I wouldn't blame her if she was angry enough to not educate us, and I won't blame her if at some point in the future she gets so tired of explaining what she actually meant by talking about shaking hands that she gives up. 

Deena Deardurff Schmidt tried to educate us eight years ago. For the most part, it seems we still have a lot to learn. It seems she may be willing to help us out again, and we're lucky if that's the case.

Kim Fairley, a teammate of Deena's, seems like she has some lessons to teach us too. She's working on a memoir based around her experience growing up in swimming. I'm grateful that she will tell us despite some of the fear she must have felt over the years. 

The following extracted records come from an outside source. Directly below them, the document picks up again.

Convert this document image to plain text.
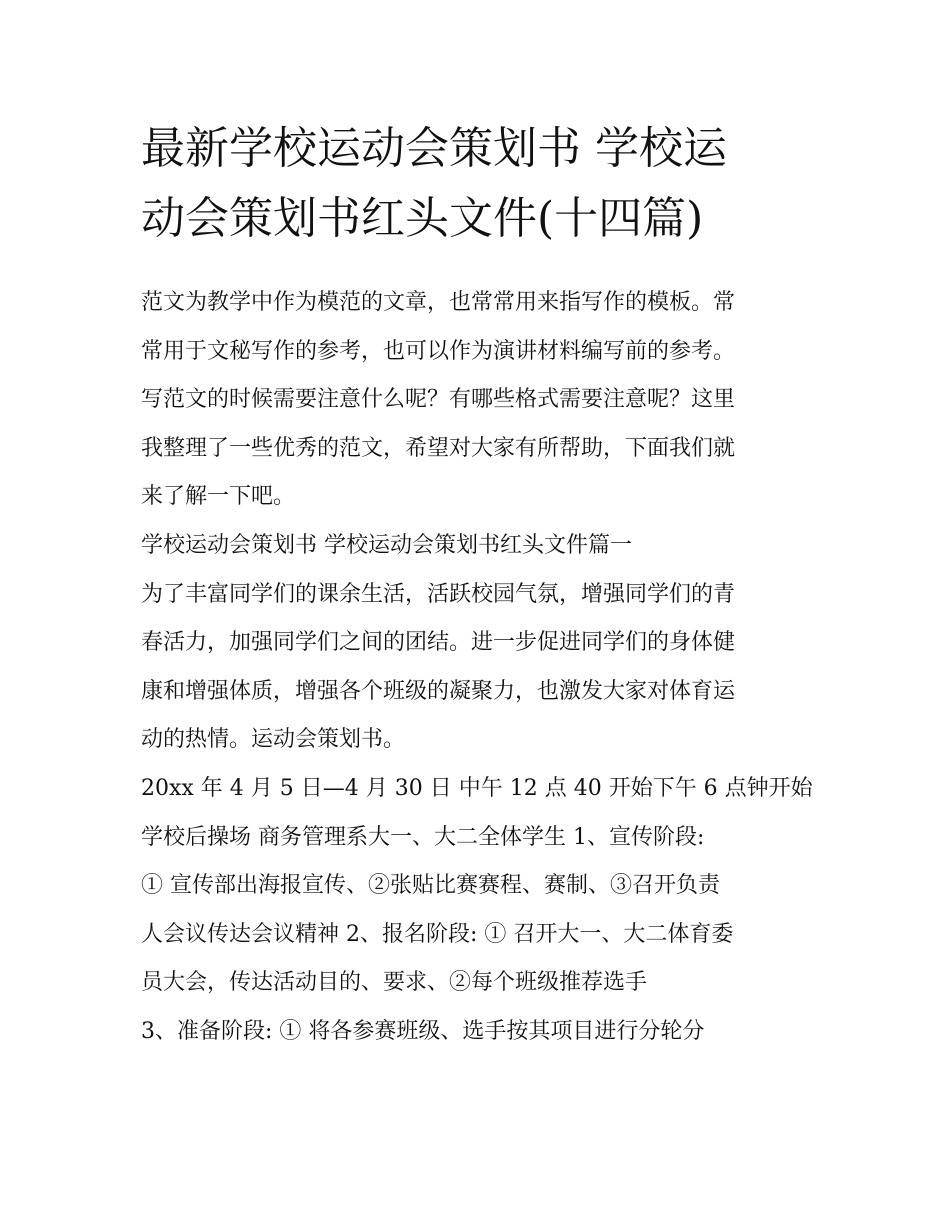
最新学校运动会策划书 学校运
动会策划书红头文件(十四篇)
范文为教学中作为模范的文章，也常常用来指写作的模板。常
常用于文秘写作的参考，也可以作为演讲材料编写前的参考。
写范文的时候需要注意什么呢？有哪些格式需要注意呢？这里
我整理了一些优秀的范文，希望对大家有所帮助，下面我们就
来了解一下吧。
学校运动会策划书 学校运动会策划书红头文件篇一
为了丰富同学们的课余生活，活跃校园气氛，增强同学们的青
春活力，加强同学们之间的团结。进一步促进同学们的身体健
康和增强体质，增强各个班级的凝聚力，也激发大家对体育运
动的热情。运动会策划书。
20xx 年 4 月 5 日—4 月 30 日 中午 12 点 40 开始下午 6 点钟开始
学校后操场 商务管理系大一、大二全体学生 1、宣传阶段:
① 宣传部出海报宣传、②张贴比赛赛程、赛制、③召开负责
人会议传达会议精神 2、报名阶段: ① 召开大一、大二体育委
员大会，传达活动目的、要求、②每个班级推荐选手
3、准备阶段: ① 将各参赛班级、选手按其项目进行分轮分
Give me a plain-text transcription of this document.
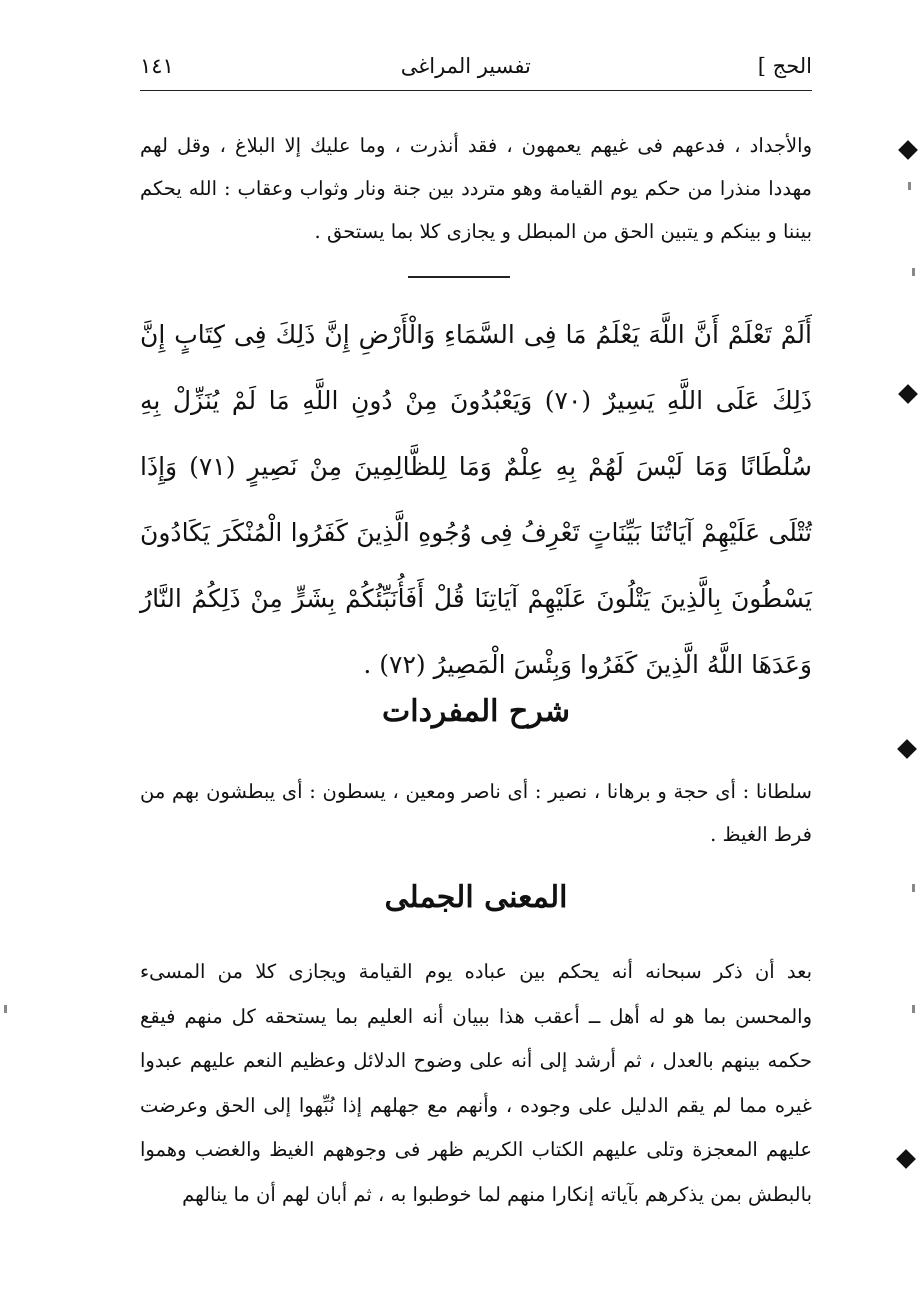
الحج ]
تفسير المراغى
١٤١

والأجداد ، فدعهم فى غيهم يعمهون ، فقد أنذرت ، وما عليك إلا البلاغ ، وقل لهم مهددا منذرا من حكم يوم القيامة وهو متردد بين جنة ونار وثواب وعقاب : الله يحكم بيننا و بينكم و يتبين الحق من المبطل و يجازى كلا بما يستحق .

أَلَمْ تَعْلَمْ أَنَّ اللَّهَ يَعْلَمُ مَا فِى السَّمَاءِ وَالْأَرْضِ إِنَّ ذَلِكَ فِى كِتَابٍ إِنَّ ذَلِكَ عَلَى اللَّهِ يَسِيرٌ (٧٠) وَيَعْبُدُونَ مِنْ دُونِ اللَّهِ مَا لَمْ يُنَزِّلْ بِهِ سُلْطَانًا وَمَا لَيْسَ لَهُمْ بِهِ عِلْمٌ وَمَا لِلظَّالِمِينَ مِنْ نَصِيرٍ (٧١) وَإِذَا تُتْلَى عَلَيْهِمْ آيَاتُنَا بَيِّنَاتٍ تَعْرِفُ فِى وُجُوهِ الَّذِينَ كَفَرُوا الْمُنْكَرَ يَكَادُونَ يَسْطُونَ بِالَّذِينَ يَتْلُونَ عَلَيْهِمْ آيَاتِنَا قُلْ أَفَأُنَبِّئُكُمْ بِشَرٍّ مِنْ ذَلِكُمُ النَّارُ وَعَدَهَا اللَّهُ الَّذِينَ كَفَرُوا وَبِئْسَ الْمَصِيرُ (٧٢) .

شرح المفردات

سلطانا : أى حجة و برهانا ، نصير : أى ناصر ومعين ، يسطون : أى يبطشون بهم من فرط الغيظ .

المعنى الجملى

بعد أن ذكر سبحانه أنه يحكم بين عباده يوم القيامة ويجازى كلا من المسىء والمحسن بما هو له أهل ــ أعقب هذا ببيان أنه العليم بما يستحقه كل منهم فيقع حكمه بينهم بالعدل ، ثم أرشد إلى أنه على وضوح الدلائل وعظيم النعم عليهم عبدوا غيره مما لم يقم الدليل على وجوده ، وأنهم مع جهلهم إذا نُبِّهوا إلى الحق وعرضت عليهم المعجزة وتلى عليهم الكتاب الكريم ظهر فى وجوههم الغيظ والغضب وهموا بالبطش بمن يذكرهم بآياته إنكارا منهم لما خوطبوا به ، ثم أبان لهم أن ما ينالهم
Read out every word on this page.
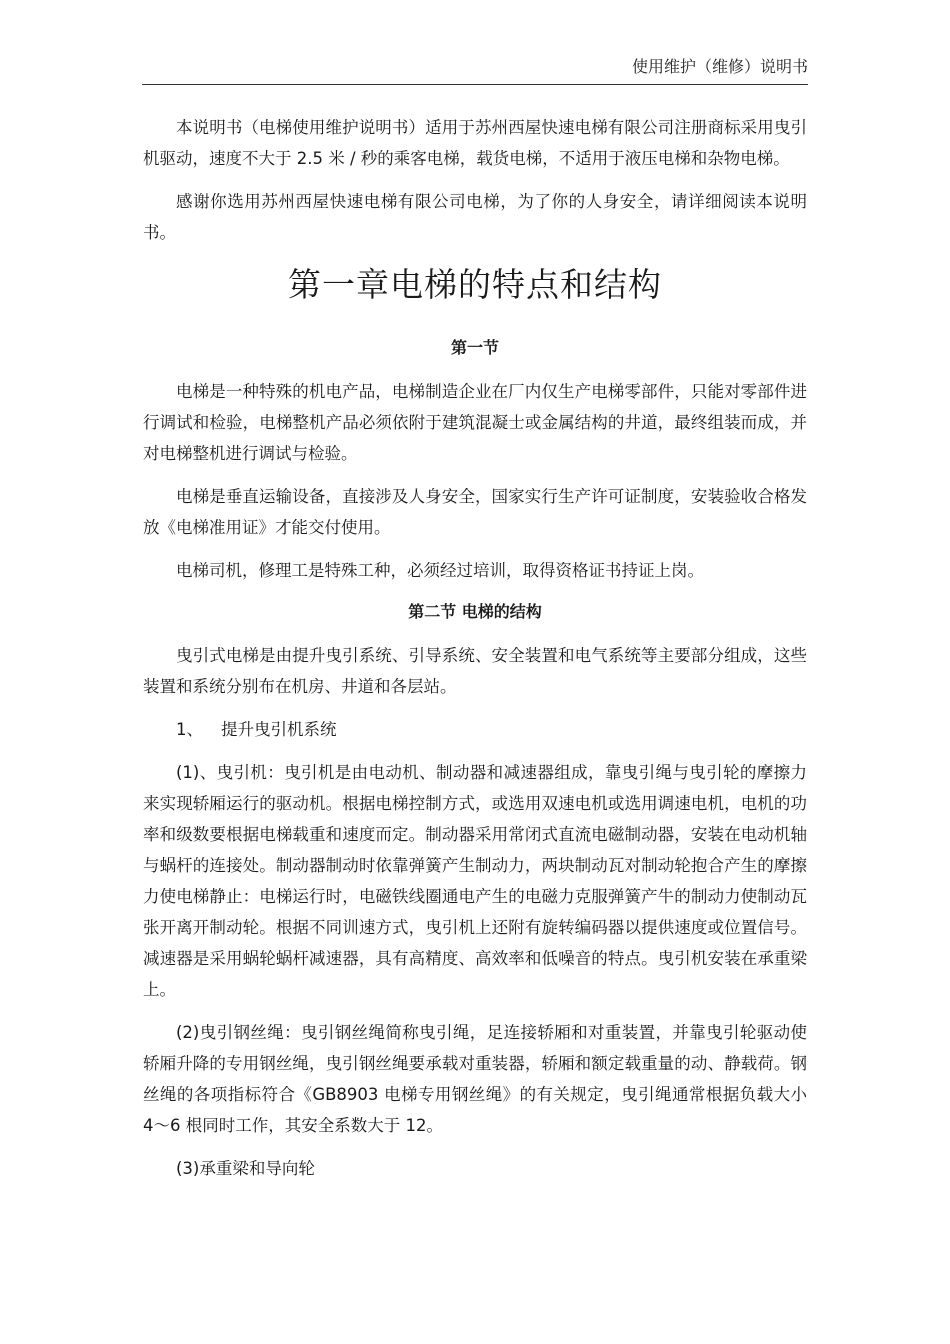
使用维护（维修）说明书

本说明书（电梯使用维护说明书）适用于苏州西屋快速电梯有限公司注册商标采用曳引机驱动，速度不大于 2.5 米 / 秒的乘客电梯，载货电梯，不适用于液压电梯和杂物电梯。

感谢你选用苏州西屋快速电梯有限公司电梯，为了你的人身安全，请详细阅读本说明书。

第一章电梯的特点和结构
第一节

电梯是一种特殊的机电产品，电梯制造企业在厂内仅生产电梯零部件，只能对零部件进行调试和检验，电梯整机产品必须依附于建筑混凝士或金属结构的井道，最终组装而成，并对电梯整机进行调试与检验。

电梯是垂直运输设备，直接涉及人身安全，国家实行生产许可证制度，安装验收合格发放《电梯准用证》才能交付使用。

电梯司机，修理工是特殊工种，必须经过培训，取得资格证书持证上岗。

第二节 电梯的结构

曳引式电梯是由提升曳引系统、引导系统、安全装置和电气系统等主要部分组成，这些装置和系统分别布在机房、井道和各层站。

1、 提升曳引机系统

(1)、曳引机：曳引机是由电动机、制动器和减速器组成，靠曳引绳与曳引轮的摩擦力来实现轿厢运行的驱动机。根据电梯控制方式，或选用双速电机或选用调速电机，电机的功率和级数要根据电梯载重和速度而定。制动器采用常闭式直流电磁制动器，安装在电动机轴与蜗杆的连接处。制动器制动时依靠弹簧产生制动力，两块制动瓦对制动轮抱合产生的摩擦力使电梯静止：电梯运行时，电磁铁线圈通电产生的电磁力克服弹簧产牛的制动力使制动瓦张开离开制动轮。根据不同训速方式，曳引机上还附有旋转编码器以提供速度或位置信号。减速器是采用蜗轮蜗杆减速器，具有高精度、高效率和低噪音的特点。曳引机安装在承重梁上。

(2)曳引钢丝绳：曳引钢丝绳简称曳引绳，足连接轿厢和对重装置，并靠曳引轮驱动使轿厢升降的专用钢丝绳，曳引钢丝绳要承载对重装器，轿厢和额定载重量的动、静载荷。钢丝绳的各项指标符合《GB8903 电梯专用钢丝绳》的有关规定，曳引绳通常根据负载大小 4～6 根同时工作，其安全系数大于 12。

(3)承重梁和导向轮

We owe a debt of gratitude, not defensiveness about the term "mean" to Jessica Gold. A mental health professional and former swimmer, she offers an educated perspective that all coaches can learn from.

Finally, I'm thankful for Irv Muchnick. Irv is not friendly in the least. But ever since he saw firsthand what was going on in swimming through his child's swim team, he has stuck with it. He has persisted through not being listened to, through exhaustive court cases, and more.

He would probably sooner poke me in the eye with a sharp stick than except some gratitude for what he's done, but I'm giving it anyway. 

These people belong on the inside of the swimming community. Their voices should take over for some tired ones so we can truly move forward.